INVESTIGADORES
LADIO Ana Haydee
artículos
Título:
The maintenance of wild plant gathering in a Mapuche community of Patagonia
Autor/es:
LADIO ANA
Revista:
ECONOMIC BOTANY
Editorial:
Society for Economic Botany
Referencias:
Lugar: New York; Año: 2001 vol. 55 p. 243 - 254
ISSN:
0013-0001
Resumen:
It has been widely established that Mapuche communities in Argentina and Chile have a vast knowledge of useful plants from temperate forests of Patagonia. However, present processes of transculturation and uprooting seem to have caused a decline in wild plant gathering. This is a case study of a Mapuche community that now lives far away from the forests that their ancestors inhabited.

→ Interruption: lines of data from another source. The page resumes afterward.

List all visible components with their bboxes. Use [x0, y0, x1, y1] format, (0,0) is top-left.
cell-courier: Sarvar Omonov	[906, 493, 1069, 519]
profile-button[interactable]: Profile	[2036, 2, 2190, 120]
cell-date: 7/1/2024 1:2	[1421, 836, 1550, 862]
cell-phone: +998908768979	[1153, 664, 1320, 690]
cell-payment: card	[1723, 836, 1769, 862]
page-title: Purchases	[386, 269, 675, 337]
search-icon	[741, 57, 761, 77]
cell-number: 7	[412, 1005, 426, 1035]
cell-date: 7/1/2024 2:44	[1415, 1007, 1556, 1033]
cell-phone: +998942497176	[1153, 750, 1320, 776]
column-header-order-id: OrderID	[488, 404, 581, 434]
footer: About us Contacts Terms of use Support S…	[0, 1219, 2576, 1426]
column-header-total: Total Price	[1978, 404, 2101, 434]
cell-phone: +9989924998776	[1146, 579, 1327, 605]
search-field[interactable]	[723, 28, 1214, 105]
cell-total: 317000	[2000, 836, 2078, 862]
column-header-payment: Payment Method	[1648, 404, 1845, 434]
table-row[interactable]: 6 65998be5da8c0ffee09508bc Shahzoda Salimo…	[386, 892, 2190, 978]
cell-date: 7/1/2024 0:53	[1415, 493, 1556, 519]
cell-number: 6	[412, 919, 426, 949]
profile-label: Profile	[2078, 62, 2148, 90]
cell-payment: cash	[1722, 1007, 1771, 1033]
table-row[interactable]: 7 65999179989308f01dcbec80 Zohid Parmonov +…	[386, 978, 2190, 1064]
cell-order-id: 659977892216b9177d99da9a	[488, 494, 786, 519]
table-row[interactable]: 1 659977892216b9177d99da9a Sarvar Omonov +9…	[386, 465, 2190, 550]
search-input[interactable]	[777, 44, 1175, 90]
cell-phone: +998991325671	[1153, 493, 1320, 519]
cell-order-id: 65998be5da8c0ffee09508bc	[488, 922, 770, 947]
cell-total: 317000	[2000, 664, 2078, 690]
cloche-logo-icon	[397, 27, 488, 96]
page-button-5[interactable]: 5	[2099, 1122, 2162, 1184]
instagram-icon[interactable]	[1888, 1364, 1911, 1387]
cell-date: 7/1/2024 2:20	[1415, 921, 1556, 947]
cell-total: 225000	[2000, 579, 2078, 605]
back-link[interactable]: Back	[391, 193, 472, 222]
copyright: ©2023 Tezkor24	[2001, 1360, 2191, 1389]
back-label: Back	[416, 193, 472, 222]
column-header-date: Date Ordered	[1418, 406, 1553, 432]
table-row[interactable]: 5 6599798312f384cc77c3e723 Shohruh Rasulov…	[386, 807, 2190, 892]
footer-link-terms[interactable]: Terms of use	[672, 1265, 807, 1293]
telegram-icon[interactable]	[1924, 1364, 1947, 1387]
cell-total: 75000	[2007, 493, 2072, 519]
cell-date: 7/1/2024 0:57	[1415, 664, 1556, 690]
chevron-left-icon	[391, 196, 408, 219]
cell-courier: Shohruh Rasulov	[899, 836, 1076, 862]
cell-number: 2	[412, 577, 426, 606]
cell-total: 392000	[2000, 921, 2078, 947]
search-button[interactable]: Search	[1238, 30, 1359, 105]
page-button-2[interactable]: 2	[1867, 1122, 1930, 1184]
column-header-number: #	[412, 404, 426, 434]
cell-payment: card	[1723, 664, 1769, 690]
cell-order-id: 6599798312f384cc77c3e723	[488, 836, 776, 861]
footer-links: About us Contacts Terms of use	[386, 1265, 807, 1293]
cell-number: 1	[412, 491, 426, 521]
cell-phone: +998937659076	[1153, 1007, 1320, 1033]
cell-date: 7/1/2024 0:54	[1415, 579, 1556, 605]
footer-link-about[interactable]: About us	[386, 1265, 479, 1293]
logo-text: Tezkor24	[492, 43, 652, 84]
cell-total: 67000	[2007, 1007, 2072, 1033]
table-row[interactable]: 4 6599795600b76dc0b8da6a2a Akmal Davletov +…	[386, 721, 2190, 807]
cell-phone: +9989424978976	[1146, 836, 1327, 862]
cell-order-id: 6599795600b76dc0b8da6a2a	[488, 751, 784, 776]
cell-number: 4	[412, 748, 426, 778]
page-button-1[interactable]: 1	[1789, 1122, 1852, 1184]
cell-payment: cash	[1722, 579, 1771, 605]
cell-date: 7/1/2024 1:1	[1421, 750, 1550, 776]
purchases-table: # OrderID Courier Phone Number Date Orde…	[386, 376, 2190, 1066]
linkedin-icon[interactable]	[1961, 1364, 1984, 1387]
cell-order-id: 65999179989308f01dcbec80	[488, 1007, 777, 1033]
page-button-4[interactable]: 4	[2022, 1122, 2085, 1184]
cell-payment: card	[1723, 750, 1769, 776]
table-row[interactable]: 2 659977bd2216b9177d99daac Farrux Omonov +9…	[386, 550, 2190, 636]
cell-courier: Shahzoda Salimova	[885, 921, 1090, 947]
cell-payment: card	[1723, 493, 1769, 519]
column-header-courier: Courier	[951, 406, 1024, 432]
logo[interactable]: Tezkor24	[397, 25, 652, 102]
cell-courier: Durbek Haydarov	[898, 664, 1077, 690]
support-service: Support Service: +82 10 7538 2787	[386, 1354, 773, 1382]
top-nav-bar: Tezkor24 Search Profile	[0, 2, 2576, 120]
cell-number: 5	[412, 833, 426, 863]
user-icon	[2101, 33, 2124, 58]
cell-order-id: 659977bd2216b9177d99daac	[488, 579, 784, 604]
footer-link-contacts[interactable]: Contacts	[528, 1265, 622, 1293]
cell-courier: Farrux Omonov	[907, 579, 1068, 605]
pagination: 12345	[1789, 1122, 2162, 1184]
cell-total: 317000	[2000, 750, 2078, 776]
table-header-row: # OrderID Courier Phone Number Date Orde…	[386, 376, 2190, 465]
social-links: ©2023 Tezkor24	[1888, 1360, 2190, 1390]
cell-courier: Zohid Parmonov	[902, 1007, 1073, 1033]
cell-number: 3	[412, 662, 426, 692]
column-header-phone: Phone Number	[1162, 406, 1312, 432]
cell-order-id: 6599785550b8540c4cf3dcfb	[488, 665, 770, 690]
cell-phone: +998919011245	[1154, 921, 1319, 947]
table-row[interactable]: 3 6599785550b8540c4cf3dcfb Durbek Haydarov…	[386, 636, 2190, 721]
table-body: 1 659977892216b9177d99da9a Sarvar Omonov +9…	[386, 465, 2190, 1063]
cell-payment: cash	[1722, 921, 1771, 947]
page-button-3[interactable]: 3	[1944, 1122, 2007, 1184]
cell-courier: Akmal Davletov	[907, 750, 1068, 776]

Nineteen families from the Rams Mapuche community in the province of Neuquén (Argentina) were interviewed using a semi-structured questionnaire, with the aim of finding out which edible wild species are still used, what their abundance is in the area and what factors, according to the people themselves, have caused the decline. They cited a total 49 edible wild plants including four types of resources: Araucaria araucana seeds, the fruits and roots of bushes or herbs, and leaves of edible weeds. They cite a proportionally higher number of resources from the A. araucana forests although the community now lives over 50 km away from the forest. In spite of the fact that there is a strong cultural inertia towards use of wild plants, several factors, including the difficulty access to these forests which no longer belong to them, drought and soil deterioration from overgrazing, act negatively on the preservation of the knowledge of plants in the younger generations.